Crazy Good Gumbo
For the Gumbo
4 smoked andouille chicken sausages, sliced
1.5 cups raw, deveined shrimp
1 cup leftover easy shredded pork
6 cups broth (I used half vegetable, half chicken broth)
1 yellow onion, diced
1 cup celery, diced
1 red bell pepper, diced
1 yellow bell pepper, diced
5 garlic cloves, minced
2 tablespoons tomato paste
2 teaspoons ground paprika
1 teaspoon dried thyme
1 teaspoon dried oregano
½ teaspoon cayenne pepper
½ teaspoon garlic powder
½ teaspoon onion powder
2 bay leaves
salt and pepper, to taste
fresh parsley, to garnish
3 tablespoons bacon fat (or other kind of fat)
For the rice
1 head of cauliflower, stem and leaves removed, chopped in florets
½ cup vegetable broth
1 tablespoon bacon fat (or other kind of fat)
1 garlic clove, minced
salt and pepper, to taste
- Place a large saucepan over medium heat. Add your bacon fat along with your onion, celery, and bell peppers. Cook until onions become translucent.

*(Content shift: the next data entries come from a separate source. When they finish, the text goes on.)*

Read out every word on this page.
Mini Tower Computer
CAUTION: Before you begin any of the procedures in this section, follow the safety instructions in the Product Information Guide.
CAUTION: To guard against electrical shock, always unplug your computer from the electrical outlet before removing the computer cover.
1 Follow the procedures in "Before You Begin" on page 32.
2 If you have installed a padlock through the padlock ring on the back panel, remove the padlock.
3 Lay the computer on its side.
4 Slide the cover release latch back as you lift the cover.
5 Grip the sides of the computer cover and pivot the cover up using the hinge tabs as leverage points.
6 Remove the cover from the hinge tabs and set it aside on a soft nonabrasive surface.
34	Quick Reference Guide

- Then add all your spices.
- Pour in your broth and bay leaves and let simmer for 10 minutes.
- Next add your smoked sausage and shredded pork. Simmer for another 5 minutes.
- Lastly, add your shrimp and salt and pepper and cook for another 5 minutes.

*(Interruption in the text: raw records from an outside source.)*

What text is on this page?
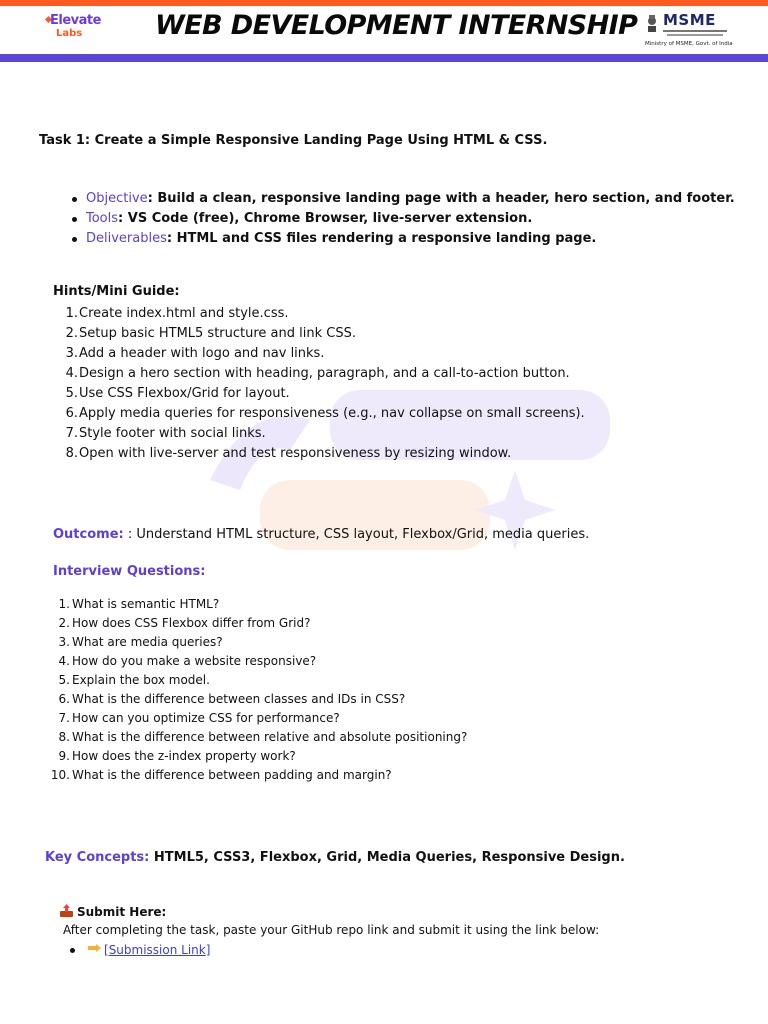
Elevate
Labs	WEB DEVELOPMENT INTERNSHIP MSME
Ministry of MSME, Govt. of India
Task 1: Create a Simple Responsive Landing Page Using HTML & CSS.
Objective: Build a clean, responsive landing page with a header, hero section, and footer.
Tools: VS Code (free), Chrome Browser, live-server extension.
Deliverables: HTML and CSS files rendering a responsive landing page.
Hints/Mini Guide:
1. Create index.html and style.css.
2. Setup basic HTML5 structure and link CSS.
3. Add a header with logo and nav links.
4. Design a hero section with heading, paragraph, and a call-to-action button.
5. Use CSS Flexbox/Grid for layout.
6. Apply media queries for responsiveness (e.g., nav collapse on small screens).
7. Style footer with social links.
8. Open with live-server and test responsiveness by resizing window.
Outcome: : Understand HTML structure, CSS layout, Flexbox/Grid, media queries.
Interview Questions:
1. What is semantic HTML?
2. How does CSS Flexbox differ from Grid?
3. What are media queries?
4. How do you make a website responsive?
5. Explain the box model.
6. What is the difference between classes and IDs in CSS?
7. How can you optimize CSS for performance?
8. What is the difference between relative and absolute positioning?
9. How does the z-index property work?
10. What is the difference between padding and margin?
Key Concepts: HTML5, CSS3, Flexbox, Grid, Media Queries, Responsive Design.
Submit Here:
After completing the task, paste your GitHub repo link and submit it using the link below:
[Submission Link]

- While your gumbo is cooking, make your rice.
- Add cauliflower to a food processor with the shredding attachment to “rice” the cauliflower. No food processor? Use a cheese grater instead.
- Now add a medium saucepan over medium heat and add your fat along with the garlic clove then the cauliflower.

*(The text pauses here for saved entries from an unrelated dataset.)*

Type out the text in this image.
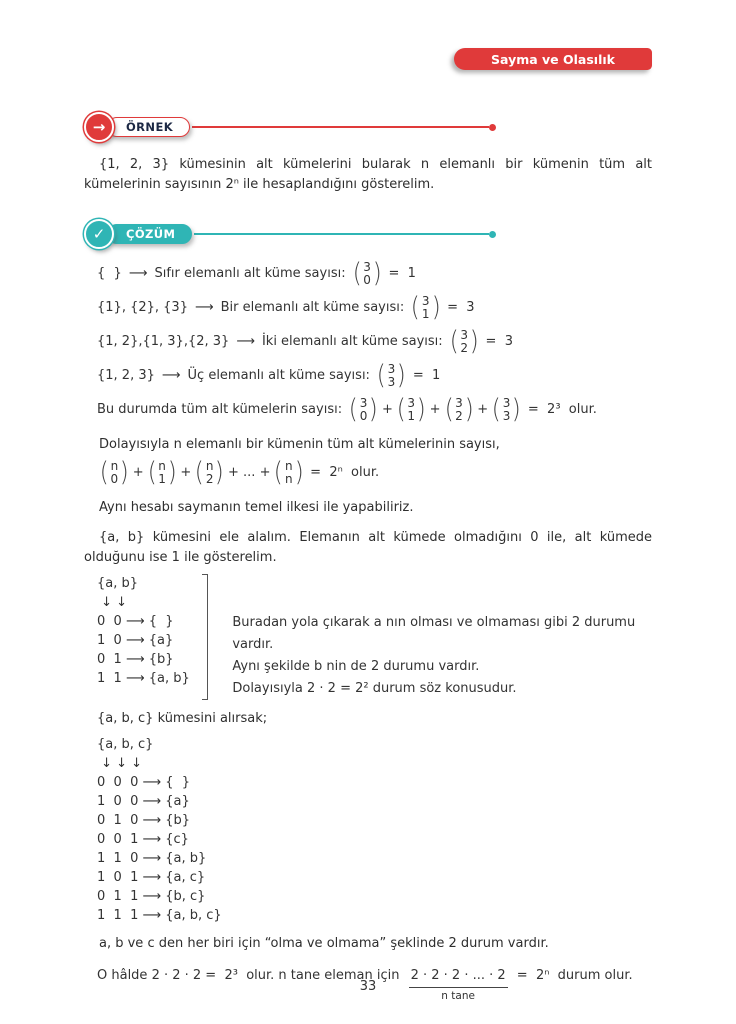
Sayma ve Olasılık
→	ÖRNEK

{1, 2, 3} kümesinin alt kümelerini bularak n elemanlı bir kümenin tüm alt kümelerinin sayısının 2ⁿ ile hesaplandığını gösterelim.

✓	ÇÖZÜM
{  } ⟶ Sıfır elemanlı alt küme sayısı: ( 3
0 ) =  1
{1}, {2}, {3} ⟶ Bir elemanlı alt küme sayısı: ( 3
1 ) =  3
{1, 2},{1, 3},{2, 3} ⟶ İki elemanlı alt küme sayısı: ( 3
2 ) =  3
{1, 2, 3} ⟶ Üç elemanlı alt küme sayısı: ( 3
3 ) =  1
Bu durumda tüm alt kümelerin sayısı: ( 3
0 ) + ( 3
1 ) + ( 3
2 ) + ( 3
3 ) =  2³  olur.

Dolayısıyla n elemanlı bir kümenin tüm alt kümelerinin sayısı,

( n
0 ) + ( n
1 ) + ( n
2 ) + ... + ( n
n ) =  2ⁿ  olur.

Aynı hesabı saymanın temel ilkesi ile yapabiliriz.

{a, b} kümesini ele alalım. Elemanın alt kümede olmadığını 0 ile, alt kümede olduğunu ise 1 ile gösterelim.

{a, b}
↓ ↓
0  0 ⟶ {  }
1  0 ⟶ {a}
0  1 ⟶ {b}
1  1 ⟶ {a, b}

Buradan yola çıkarak a nın olması ve olmaması gibi 2 durumu vardır.

Aynı şekilde b nin de 2 durumu vardır.

Dolayısıyla 2 · 2 = 2² durum söz konusudur.

{a, b, c} kümesini alırsak;

{a, b, c}
↓ ↓ ↓
0  0  0 ⟶ {  }
1  0  0 ⟶ {a}
0  1  0 ⟶ {b}
0  0  1 ⟶ {c}
1  1  0 ⟶ {a, b}
1  0  1 ⟶ {a, c}
0  1  1 ⟶ {b, c}
1  1  1 ⟶ {a, b, c}

a, b ve c den her biri için “olma ve olmama” şeklinde 2 durum vardır.

O hâlde 2 · 2 · 2 =  2³  olur. n tane eleman için 2 · 2 · 2 · ... · 2
n tane
=  2ⁿ  durum olur.

33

- Let cook for about 5 minutes, then add the broth and salt and pepper, and stir to combine.
- The cauliflower will cook down for about 10-12 minutes while you are making your gumbo, so keep an eye on it so it does not burn. Like mine did.
- Top cauliflower rice with gumbo and garnish with a bit of chopped parsley. Enjoy!